You need ACTION! It's not enough to read about and think about all that you need to do. You need to DO it! I absolutely hate that so many people lead others to believe that if you just learn about why you do it, the urges will go away. If that were the case, I would have been free looooong ago. The truth is, we need to walk in the freedom that God has already died for is to have. We don't need to wait until we understand why we do it. We don't need to wait until we no longer have urges to act on urges. We need to walk by faith...believing what God has told us. Our old (disordered) selves have died with Christ and now we are a new (no disordered) creation! Did you hear that? We are free! Let's live it!

Saturday, November 23, 2013

Why do you binge?

I have read so many reasons for why people binge.
People binge because...
They are trying to stuff down emotions.
They don't eat enough during the day.
They don't drink enough water during the day.
They are trying to be overweight so that they won't receive sexual attention.
they numb their feelings.

Why do I binge? I feel like I don't truly know the answer to this. I do know that no matter how much I eat during the day, I always want to binge. In fact, i am usually planning the next binge right after I finish bingeing (and am stuffed). I wake up thinking about how I am going to get the food and literally waiting all day untl it is time to binge. I anticipate it. I love it. I always hear people say they hate it, but I don't. I really love it. So, I guess the reason I binge is because it brings me an emmense amount of pleasure. It makes me feel incredible and gives me something that I love to look forward to everyday. why do you binge?

Same mountain

How many times will we circle the same mountain? It has been years, and while I have seen various sides of the mountain, I am still circling the same one. I spend countless hours, every day, seeking answers. I ask google how to find freedom from disordered eating. I read blog after blog, studying the blogger's lives, trying to figure out how to be free once and for all. But, here I am still wondering how to be free.

The reality is, God has already set me free. That is what the bible says, therefore it is the truth. This is the truth that I need to remind myself of daily. God bought my freedom when He died on the cross for me (and you). He offers us that freedom. It is our choice whether we live in it or not. I have not been living in Christ's freedom.

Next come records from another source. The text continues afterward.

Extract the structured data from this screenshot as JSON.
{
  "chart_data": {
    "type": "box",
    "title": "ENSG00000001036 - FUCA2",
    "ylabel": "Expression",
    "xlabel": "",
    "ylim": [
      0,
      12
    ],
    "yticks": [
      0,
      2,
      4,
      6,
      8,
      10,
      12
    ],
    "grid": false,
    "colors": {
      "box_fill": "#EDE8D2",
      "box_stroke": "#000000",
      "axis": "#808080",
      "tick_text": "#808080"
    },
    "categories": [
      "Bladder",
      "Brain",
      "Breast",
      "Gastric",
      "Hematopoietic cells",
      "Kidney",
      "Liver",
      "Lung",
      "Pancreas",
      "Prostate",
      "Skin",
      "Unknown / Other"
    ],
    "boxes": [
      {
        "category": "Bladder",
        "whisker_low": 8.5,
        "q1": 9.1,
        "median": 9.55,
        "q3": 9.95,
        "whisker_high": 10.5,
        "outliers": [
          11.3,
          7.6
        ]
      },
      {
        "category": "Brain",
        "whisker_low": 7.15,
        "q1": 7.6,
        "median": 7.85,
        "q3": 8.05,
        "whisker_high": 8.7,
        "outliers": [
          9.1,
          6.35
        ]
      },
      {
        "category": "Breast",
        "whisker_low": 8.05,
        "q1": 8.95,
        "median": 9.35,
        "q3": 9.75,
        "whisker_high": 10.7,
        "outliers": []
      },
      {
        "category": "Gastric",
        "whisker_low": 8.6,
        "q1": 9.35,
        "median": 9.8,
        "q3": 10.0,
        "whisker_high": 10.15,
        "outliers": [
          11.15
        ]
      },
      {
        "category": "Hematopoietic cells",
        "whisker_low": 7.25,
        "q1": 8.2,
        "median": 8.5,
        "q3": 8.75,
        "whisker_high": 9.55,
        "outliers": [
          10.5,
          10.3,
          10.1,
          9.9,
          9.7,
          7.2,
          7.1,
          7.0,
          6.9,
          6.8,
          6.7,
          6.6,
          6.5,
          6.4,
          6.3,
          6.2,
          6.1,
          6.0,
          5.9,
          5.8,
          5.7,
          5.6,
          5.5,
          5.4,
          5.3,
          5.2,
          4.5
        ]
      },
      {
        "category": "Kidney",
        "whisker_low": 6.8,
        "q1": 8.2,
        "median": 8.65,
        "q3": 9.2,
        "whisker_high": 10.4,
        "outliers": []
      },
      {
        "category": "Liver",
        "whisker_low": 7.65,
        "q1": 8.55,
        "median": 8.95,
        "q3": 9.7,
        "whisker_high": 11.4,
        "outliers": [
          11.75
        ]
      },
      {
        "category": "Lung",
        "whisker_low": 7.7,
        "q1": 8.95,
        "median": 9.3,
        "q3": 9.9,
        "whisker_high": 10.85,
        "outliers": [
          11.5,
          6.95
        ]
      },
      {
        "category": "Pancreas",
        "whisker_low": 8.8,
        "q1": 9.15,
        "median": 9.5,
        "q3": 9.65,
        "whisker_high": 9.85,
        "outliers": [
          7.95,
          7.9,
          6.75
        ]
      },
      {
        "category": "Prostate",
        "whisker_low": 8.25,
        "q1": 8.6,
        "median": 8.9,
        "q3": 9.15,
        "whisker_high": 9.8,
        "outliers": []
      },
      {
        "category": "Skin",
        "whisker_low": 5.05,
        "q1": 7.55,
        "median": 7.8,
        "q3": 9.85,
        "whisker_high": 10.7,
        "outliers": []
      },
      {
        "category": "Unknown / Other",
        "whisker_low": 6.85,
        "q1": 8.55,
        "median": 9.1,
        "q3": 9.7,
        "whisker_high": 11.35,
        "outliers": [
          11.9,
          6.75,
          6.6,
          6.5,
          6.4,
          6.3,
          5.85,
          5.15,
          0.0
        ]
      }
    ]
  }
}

I have continued to live in bondage and the truth is, I will never be free and healed if I don't make the choice to walk in God's freedom.

How can I do this? I need to renew my mind. Keep God first in my life. Study the word of God and meditate on it day and night. I need to live God's truth and reject the devil. I will be writing a lot and most of it won't make sense, but my hope is that by getting everything out, I will find healing and restoration and walk fully in God's freedom- the freedom my heart longs for.